Asking Pete what he thought about all of this. About going to Canada and never seeing his children again, he said some sort of bull shit about life being transient, and he was teaching his kids about being a true primate, and the nomadic life, and how the Universe would bring them together when it was spiritually the right point.

What a fucking idiot.

I was in a serious dilemma. Sarah didn’t want him. Pete’s family on the West Coast didn’t want him. I could send him to Canada using my air miles, but I’d then be a party to three children growing up not knowing their father. I didn’t want to make that choice.

As I stood there looking at him, dirty, smelling, looking for a handout, I realised that this wasn’t my call. Sarah wanted him gone. She’s my friend, and he is making her life and her children’s life worse by being in it. He’s already an absent father. He’s never home.

Right. I needed to send him to Canada.

I told him to shower and get something to eat.

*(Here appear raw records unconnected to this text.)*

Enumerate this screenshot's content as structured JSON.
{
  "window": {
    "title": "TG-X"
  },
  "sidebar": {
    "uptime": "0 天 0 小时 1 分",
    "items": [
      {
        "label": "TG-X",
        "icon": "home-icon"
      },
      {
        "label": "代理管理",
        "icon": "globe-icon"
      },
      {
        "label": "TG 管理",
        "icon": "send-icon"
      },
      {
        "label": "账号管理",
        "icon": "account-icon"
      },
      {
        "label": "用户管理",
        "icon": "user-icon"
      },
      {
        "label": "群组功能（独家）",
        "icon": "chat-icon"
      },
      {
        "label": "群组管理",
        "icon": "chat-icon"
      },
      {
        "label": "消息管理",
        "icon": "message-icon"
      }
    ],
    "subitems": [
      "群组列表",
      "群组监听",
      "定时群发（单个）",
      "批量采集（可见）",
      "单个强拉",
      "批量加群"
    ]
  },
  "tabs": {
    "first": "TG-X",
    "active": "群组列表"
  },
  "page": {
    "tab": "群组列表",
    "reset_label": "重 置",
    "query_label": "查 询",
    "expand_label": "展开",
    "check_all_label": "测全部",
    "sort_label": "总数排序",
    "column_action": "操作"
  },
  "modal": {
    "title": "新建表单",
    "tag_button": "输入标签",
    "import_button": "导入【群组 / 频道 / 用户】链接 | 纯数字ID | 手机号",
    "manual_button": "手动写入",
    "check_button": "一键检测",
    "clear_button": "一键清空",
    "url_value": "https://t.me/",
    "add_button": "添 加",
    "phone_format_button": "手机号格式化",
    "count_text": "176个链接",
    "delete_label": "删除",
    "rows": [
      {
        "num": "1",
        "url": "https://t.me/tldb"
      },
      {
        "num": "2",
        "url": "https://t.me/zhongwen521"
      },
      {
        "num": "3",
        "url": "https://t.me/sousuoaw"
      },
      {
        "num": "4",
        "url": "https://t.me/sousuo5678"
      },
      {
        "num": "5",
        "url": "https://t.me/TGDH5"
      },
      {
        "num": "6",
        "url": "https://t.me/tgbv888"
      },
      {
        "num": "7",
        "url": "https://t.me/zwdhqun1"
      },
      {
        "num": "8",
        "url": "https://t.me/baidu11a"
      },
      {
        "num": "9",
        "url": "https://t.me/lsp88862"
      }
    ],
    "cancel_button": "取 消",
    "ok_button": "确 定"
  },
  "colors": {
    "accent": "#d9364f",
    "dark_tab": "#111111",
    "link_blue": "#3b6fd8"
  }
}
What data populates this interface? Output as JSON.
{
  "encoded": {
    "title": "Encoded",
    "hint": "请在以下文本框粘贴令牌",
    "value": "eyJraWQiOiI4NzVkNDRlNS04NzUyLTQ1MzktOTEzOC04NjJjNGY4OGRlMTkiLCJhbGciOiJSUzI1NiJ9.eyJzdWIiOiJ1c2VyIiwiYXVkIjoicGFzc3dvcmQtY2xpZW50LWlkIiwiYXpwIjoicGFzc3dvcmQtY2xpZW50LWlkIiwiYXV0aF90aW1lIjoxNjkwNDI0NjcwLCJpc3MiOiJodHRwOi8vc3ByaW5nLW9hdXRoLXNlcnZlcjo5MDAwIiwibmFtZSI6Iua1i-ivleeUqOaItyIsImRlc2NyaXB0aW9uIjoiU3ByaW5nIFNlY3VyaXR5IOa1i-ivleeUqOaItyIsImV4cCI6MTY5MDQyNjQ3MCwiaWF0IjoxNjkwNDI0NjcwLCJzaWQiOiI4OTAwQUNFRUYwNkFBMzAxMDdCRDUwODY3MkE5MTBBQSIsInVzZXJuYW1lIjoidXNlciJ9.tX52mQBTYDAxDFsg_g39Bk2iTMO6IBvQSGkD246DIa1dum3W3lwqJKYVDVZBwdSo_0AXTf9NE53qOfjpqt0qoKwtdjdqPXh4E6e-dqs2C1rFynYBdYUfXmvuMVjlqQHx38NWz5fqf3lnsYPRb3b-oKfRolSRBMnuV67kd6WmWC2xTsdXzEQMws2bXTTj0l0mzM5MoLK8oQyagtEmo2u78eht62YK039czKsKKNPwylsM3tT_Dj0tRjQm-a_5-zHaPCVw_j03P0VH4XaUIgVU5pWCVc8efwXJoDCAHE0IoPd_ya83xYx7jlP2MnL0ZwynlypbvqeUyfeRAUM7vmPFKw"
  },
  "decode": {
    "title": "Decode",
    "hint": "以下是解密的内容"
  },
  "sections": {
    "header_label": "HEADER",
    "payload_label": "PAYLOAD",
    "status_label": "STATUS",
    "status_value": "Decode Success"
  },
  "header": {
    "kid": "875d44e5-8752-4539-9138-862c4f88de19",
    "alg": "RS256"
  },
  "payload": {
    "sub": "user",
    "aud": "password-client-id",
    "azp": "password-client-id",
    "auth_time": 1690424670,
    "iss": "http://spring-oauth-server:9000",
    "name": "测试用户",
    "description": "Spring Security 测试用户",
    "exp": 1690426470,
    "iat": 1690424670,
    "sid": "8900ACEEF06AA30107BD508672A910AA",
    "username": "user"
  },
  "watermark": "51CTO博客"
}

While he was doing that I found flights for him to Toronto leaving that morning at 7am, and I had enough air miles (as I didn’t use them for Rich’s wedding in the end). The flight would even get him into Toronto for Thanksgiving with his family. Maybe they could sort him out, then once he’s not…well, not such a dick…he can come back to see his kids.

He sat in my kitchen eating beans out of a tin without even heating them up. And I told him the plan. He didn’t even say ‘Thank you.’

I told him that he’d need to get a move on. There’s no trains to Edinburgh that early, so I’d put him in a taxi. (A £125 taxi that I paid for.) For a 7am flight, he needed to be there by 5am. I rang a taxi and had it scheduled to arrive for 3.45.

While we were waiting, I told him that he’d get into Toronto in the afternoon, and he could use my Skype to call someone at home. He’d need someone to collect him from the airport, and–as he’s from London (Ontario)–it’s a two hour trip from there to the airport.

His response? ‘I’m not going to London. I’m meeting up with Skinny Frank. He does a massive blow out every year. Finds a warehouse, and builds a few skate ramps. It’s wicked.’

I couldn’t believe it. Pete wasn’t even leaving his kids behind to spend Thanksgiving with his family. He was leaving them behind to attend a rave. Yeah Sarah kicked him out, but he didn’t even try to stay, to win her back.

I didn’t talk to him for the rest of the night, and when the taxi got there I paid the driver and didn’t say a word to Pete.

What the hell did I ever see in that guy?